The line for transmission was suspended by silk threads to prevent contact with the ground. It was found that metal objects held in the hand and rubbed showed no signs of electrification. However, when mounted on a non-conductor, they became electrified. Gray realized that somehow the earth was responsible for conducting electrical charge away from the body. After this realization Gray found he could electrify any material on earth by friction.

       

He even went as far as to suspend pupils of the house by cords and electrified them, sometimes even drawing sparks from the human body. The figure shows that the electric force of a rubbed glass could be sent, throught a wire, to the body of a person.

       

From all these experiments, it became clear that electrification is a surface effect; that the electric “virtue” or “fluid” would move freely along some materials-named, by Desaguliers, “non-electrics” or “conductors” - from one body to another. The earth, the human body, metals, moisture are immediately recognized as conductors. Materials which do not conduct electricity came to be called nonconductors or insulators. A metal rod or sphere when held in the hand and rubbed with fur shows no sign of electrification, but when mounted on a nonconductor, the metal is readily electrified. The electrical charge is no longer conducted away to be shared with the huge object which is the earth. When this was realized, it was found that practically any material can be electrified by friction.

       

Water is found to be a conductor. It renders insulators conducting when the surfaces are wet or moist. This makes understandable the rapid loss of charge by electrified bodies on humid days.

       

So Gray is credited with finding that electrical conductors must be insulated and that insulators were not conductors and that a charge could be induced in a previously non-electrified body. He established electricity as a current showing it would travel over a conductor. Gray found water to be a conductor which rendered insulators into conductors when their surfaces were wetted. This concept helps us to understand the rapid loss of charges on humid days by electrified bodies. He sent many of his papers to the Royal Society and was elected a fellow. Gray’s most important work, published in 1732, announced the discovery of electrical induction and the distinction between conductors and insulators.

       

Gray hypothesized that electricity flows everywhere, and he paved the way for more than a generation of “electricians” - wandering scientists who made their living by demonstrating the electric current using Leyden jars.
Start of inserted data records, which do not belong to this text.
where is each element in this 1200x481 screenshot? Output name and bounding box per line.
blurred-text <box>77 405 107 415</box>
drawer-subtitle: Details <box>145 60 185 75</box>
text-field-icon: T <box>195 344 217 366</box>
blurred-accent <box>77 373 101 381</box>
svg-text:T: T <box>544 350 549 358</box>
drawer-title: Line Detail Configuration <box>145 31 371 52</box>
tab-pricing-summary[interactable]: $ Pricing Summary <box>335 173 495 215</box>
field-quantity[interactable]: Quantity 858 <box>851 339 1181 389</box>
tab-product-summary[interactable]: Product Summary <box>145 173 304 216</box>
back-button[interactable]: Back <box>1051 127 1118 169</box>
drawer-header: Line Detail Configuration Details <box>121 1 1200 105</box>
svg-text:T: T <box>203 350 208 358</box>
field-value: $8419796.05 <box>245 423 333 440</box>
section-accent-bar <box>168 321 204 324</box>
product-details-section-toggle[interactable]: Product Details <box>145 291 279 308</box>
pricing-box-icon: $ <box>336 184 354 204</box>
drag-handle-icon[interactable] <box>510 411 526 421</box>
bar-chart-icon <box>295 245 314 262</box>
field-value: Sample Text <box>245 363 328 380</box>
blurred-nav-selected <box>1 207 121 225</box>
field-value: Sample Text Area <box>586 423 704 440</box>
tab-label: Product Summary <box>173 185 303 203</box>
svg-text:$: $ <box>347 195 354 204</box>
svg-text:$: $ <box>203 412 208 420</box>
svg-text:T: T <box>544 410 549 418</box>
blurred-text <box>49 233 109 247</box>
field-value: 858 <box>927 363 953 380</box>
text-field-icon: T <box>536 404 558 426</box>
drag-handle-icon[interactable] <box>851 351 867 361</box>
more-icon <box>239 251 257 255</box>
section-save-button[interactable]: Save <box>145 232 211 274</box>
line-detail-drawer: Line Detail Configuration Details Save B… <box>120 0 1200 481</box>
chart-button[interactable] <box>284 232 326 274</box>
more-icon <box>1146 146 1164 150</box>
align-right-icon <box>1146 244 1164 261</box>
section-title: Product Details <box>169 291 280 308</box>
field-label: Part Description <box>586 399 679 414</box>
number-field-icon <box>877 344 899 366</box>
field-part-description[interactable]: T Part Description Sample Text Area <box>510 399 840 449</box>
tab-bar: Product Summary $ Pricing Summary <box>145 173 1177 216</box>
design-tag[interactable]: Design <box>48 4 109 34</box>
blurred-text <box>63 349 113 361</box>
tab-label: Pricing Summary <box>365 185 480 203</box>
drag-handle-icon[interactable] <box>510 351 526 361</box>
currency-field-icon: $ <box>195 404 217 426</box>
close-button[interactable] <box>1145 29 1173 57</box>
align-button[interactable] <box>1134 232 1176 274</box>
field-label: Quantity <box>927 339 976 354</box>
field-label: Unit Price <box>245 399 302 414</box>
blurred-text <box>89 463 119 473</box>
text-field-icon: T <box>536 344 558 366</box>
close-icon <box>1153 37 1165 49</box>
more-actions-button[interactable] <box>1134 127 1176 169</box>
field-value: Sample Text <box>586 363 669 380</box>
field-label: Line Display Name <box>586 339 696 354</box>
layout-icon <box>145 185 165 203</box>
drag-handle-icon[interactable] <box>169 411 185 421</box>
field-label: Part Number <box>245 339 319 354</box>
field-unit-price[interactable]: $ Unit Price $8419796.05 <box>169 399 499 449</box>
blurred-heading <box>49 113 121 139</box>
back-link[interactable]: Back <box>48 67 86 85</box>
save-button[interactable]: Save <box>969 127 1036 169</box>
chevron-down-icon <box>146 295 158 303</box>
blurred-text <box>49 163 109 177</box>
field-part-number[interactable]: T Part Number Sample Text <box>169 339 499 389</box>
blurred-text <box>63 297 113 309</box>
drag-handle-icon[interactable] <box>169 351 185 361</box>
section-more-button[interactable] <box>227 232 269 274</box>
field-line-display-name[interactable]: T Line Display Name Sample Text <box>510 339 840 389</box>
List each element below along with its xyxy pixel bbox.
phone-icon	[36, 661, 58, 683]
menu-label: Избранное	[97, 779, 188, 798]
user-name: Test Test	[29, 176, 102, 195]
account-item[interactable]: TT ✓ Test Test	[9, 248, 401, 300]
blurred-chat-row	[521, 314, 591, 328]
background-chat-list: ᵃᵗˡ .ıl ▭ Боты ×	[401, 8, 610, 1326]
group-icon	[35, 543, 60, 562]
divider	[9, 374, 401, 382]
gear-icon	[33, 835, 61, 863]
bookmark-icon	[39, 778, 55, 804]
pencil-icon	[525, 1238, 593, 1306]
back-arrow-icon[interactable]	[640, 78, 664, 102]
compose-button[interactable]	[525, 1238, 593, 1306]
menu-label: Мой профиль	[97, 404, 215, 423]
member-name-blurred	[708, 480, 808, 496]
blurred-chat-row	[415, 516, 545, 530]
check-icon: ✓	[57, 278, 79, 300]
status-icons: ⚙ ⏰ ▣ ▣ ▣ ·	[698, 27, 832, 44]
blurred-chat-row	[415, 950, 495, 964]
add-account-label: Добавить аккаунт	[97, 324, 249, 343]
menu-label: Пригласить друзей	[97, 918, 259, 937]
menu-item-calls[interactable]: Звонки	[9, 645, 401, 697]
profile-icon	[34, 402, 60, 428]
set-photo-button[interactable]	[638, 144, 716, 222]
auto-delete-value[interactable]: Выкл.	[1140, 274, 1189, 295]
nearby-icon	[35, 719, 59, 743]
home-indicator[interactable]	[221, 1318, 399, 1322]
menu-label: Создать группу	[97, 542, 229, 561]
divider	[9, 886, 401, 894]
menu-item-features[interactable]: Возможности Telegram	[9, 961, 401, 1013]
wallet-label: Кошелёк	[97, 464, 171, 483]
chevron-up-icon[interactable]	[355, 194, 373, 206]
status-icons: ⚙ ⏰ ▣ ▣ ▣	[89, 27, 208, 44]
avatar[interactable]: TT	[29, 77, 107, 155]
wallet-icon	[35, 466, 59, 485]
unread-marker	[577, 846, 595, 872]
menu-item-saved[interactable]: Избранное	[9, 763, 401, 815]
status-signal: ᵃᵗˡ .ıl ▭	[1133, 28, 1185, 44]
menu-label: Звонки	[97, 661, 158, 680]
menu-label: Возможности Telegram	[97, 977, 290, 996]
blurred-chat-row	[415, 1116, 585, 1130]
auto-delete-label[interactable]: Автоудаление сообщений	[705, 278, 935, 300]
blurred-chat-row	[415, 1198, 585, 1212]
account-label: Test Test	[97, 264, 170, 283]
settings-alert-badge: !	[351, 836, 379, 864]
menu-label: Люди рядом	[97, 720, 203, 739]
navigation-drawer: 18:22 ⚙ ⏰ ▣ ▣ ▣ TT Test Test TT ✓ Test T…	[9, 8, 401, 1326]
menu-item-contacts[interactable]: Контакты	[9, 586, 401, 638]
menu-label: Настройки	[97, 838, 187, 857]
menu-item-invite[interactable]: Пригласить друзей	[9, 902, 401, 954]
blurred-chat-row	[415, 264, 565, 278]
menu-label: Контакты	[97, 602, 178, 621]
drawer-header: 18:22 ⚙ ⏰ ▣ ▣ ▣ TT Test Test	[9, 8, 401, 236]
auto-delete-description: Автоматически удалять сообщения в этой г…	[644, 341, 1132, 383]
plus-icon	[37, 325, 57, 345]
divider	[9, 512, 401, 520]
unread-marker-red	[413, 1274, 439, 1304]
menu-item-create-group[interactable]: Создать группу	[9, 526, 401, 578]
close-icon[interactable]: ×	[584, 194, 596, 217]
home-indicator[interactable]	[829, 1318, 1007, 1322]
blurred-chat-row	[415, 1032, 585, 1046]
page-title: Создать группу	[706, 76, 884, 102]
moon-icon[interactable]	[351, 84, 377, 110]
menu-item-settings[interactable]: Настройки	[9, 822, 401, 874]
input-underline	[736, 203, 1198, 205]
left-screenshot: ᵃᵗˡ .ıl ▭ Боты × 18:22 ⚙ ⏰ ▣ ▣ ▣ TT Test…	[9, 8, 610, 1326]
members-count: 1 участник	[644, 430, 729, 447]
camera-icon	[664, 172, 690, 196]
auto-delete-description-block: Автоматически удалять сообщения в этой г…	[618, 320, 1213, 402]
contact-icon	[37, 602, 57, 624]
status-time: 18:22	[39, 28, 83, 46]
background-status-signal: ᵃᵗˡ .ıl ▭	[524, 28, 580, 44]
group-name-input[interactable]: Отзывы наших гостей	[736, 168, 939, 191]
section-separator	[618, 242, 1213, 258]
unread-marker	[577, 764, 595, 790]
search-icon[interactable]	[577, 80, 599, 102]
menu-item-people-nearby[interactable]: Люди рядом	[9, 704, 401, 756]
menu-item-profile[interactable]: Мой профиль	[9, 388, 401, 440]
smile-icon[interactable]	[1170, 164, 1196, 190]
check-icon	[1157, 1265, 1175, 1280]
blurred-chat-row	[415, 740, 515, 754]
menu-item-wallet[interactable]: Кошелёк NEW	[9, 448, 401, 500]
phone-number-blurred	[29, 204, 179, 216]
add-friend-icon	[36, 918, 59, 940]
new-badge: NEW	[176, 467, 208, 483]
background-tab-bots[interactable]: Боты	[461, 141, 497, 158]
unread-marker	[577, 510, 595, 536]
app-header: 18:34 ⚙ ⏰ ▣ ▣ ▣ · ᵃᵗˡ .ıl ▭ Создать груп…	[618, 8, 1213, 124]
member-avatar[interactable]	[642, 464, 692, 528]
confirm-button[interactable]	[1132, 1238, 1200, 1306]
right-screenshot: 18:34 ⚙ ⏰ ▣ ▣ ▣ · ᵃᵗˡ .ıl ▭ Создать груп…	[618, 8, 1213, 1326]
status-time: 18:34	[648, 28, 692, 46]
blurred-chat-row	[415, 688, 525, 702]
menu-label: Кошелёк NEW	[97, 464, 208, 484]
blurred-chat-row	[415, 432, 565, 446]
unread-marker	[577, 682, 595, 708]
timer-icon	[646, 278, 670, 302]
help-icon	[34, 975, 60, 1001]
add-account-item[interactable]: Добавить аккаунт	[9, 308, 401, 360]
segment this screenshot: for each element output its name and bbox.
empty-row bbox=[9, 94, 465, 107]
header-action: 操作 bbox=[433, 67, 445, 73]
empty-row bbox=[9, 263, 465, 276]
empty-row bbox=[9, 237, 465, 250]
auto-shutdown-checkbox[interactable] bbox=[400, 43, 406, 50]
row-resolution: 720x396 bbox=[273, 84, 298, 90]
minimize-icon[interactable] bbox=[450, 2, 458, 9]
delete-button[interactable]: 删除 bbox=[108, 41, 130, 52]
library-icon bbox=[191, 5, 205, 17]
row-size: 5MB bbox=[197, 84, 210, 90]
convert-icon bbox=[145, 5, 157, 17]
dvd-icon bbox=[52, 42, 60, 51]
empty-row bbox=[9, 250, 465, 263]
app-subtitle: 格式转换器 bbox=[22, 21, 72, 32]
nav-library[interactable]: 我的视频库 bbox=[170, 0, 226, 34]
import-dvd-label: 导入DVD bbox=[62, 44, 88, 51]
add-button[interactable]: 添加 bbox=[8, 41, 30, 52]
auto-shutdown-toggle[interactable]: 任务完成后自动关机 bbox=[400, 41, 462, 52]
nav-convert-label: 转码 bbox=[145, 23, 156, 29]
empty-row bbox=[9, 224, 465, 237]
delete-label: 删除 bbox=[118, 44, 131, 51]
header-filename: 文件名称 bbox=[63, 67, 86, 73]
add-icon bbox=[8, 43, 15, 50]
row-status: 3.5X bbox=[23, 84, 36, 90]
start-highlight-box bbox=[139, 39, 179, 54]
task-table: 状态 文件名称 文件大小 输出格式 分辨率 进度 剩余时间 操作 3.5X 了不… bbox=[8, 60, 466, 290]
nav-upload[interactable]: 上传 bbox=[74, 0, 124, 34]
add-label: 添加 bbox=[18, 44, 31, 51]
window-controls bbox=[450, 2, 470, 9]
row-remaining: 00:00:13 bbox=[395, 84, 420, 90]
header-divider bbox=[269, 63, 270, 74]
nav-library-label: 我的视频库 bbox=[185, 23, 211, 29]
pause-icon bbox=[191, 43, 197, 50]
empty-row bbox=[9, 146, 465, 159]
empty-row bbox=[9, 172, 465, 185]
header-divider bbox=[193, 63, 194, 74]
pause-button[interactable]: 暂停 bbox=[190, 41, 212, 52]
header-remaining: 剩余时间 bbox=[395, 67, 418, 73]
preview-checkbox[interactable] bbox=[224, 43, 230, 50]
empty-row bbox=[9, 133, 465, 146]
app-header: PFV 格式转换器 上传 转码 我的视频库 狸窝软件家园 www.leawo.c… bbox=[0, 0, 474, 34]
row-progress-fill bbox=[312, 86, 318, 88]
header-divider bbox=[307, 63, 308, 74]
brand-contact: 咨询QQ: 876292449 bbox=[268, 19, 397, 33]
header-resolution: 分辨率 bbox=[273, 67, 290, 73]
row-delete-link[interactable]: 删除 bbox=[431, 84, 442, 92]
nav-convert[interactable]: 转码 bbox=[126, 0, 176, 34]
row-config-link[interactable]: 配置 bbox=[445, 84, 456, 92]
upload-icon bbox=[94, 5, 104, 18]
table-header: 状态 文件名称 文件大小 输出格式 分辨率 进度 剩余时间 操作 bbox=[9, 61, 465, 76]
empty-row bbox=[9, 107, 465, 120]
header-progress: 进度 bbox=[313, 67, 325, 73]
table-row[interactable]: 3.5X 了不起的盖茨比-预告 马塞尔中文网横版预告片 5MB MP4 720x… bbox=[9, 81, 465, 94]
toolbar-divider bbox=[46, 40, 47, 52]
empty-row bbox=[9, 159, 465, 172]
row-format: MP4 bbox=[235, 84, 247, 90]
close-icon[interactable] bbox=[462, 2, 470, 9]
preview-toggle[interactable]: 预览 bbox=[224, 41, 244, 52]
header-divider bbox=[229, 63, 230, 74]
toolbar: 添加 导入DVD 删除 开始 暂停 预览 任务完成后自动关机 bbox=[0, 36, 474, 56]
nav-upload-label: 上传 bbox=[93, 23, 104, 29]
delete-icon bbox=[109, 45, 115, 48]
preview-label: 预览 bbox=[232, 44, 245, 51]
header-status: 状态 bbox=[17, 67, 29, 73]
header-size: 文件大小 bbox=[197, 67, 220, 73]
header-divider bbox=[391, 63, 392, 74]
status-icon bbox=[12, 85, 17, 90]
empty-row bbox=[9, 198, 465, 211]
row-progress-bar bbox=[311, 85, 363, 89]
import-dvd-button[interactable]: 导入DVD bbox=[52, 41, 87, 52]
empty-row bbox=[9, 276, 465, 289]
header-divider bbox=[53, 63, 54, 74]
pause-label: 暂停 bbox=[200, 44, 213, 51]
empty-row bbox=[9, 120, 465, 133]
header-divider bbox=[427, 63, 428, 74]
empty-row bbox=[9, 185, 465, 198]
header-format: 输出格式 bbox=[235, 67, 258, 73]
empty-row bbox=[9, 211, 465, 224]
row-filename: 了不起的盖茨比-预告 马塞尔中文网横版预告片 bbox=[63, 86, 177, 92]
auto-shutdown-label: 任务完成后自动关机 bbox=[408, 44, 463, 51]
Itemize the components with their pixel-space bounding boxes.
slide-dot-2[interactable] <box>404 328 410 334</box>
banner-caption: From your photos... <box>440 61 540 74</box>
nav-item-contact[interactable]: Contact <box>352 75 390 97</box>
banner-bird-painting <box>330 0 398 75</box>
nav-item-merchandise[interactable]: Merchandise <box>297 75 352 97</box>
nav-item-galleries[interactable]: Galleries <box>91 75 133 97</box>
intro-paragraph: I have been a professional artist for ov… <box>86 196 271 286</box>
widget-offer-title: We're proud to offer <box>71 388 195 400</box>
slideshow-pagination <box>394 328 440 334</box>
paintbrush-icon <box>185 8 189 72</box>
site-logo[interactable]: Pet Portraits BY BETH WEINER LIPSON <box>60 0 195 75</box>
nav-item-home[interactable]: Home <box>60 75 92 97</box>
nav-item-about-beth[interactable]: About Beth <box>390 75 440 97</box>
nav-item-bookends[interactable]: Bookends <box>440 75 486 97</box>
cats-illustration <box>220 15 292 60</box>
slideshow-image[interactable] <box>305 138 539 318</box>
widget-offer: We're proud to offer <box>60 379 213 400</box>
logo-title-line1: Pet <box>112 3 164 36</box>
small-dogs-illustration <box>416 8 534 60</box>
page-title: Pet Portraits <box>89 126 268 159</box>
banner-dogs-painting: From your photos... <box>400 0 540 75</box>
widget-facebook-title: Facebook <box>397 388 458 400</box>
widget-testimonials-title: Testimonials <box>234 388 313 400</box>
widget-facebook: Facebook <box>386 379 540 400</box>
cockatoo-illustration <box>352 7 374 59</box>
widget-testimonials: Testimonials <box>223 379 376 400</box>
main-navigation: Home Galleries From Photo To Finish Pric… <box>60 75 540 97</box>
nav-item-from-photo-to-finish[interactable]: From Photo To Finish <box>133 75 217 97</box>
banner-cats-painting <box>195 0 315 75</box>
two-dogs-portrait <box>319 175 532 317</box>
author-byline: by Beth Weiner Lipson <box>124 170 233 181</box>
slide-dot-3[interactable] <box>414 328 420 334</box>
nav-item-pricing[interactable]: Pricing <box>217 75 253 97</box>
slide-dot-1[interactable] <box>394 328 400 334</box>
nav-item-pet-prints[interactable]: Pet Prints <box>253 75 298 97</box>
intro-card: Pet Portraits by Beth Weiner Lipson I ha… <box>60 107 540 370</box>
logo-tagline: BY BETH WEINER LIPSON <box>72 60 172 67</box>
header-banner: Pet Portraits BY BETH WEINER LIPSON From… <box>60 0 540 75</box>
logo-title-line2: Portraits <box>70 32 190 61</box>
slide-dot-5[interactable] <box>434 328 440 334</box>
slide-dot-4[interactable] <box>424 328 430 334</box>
Electricians typically killed birds and other small animals with electric shock and passed electric current across rivers and lakes.

       

He was awarded the Copley Medal in 1731 (the first award) and again in 1732 for his research on electricity. In his later years Gray was frequently resident with John Godfrey, Esq., (who had also been, note, a patron of John Harris) of Norton Court, Kent, and with the Rev. Granville Wheler, a properous cleric, both of whom aided his experiments in electricity and gave him financial support. He continued his research until upon his death bed 15th February 1736) where he tried to describe to his doctor the work he still needed to complete.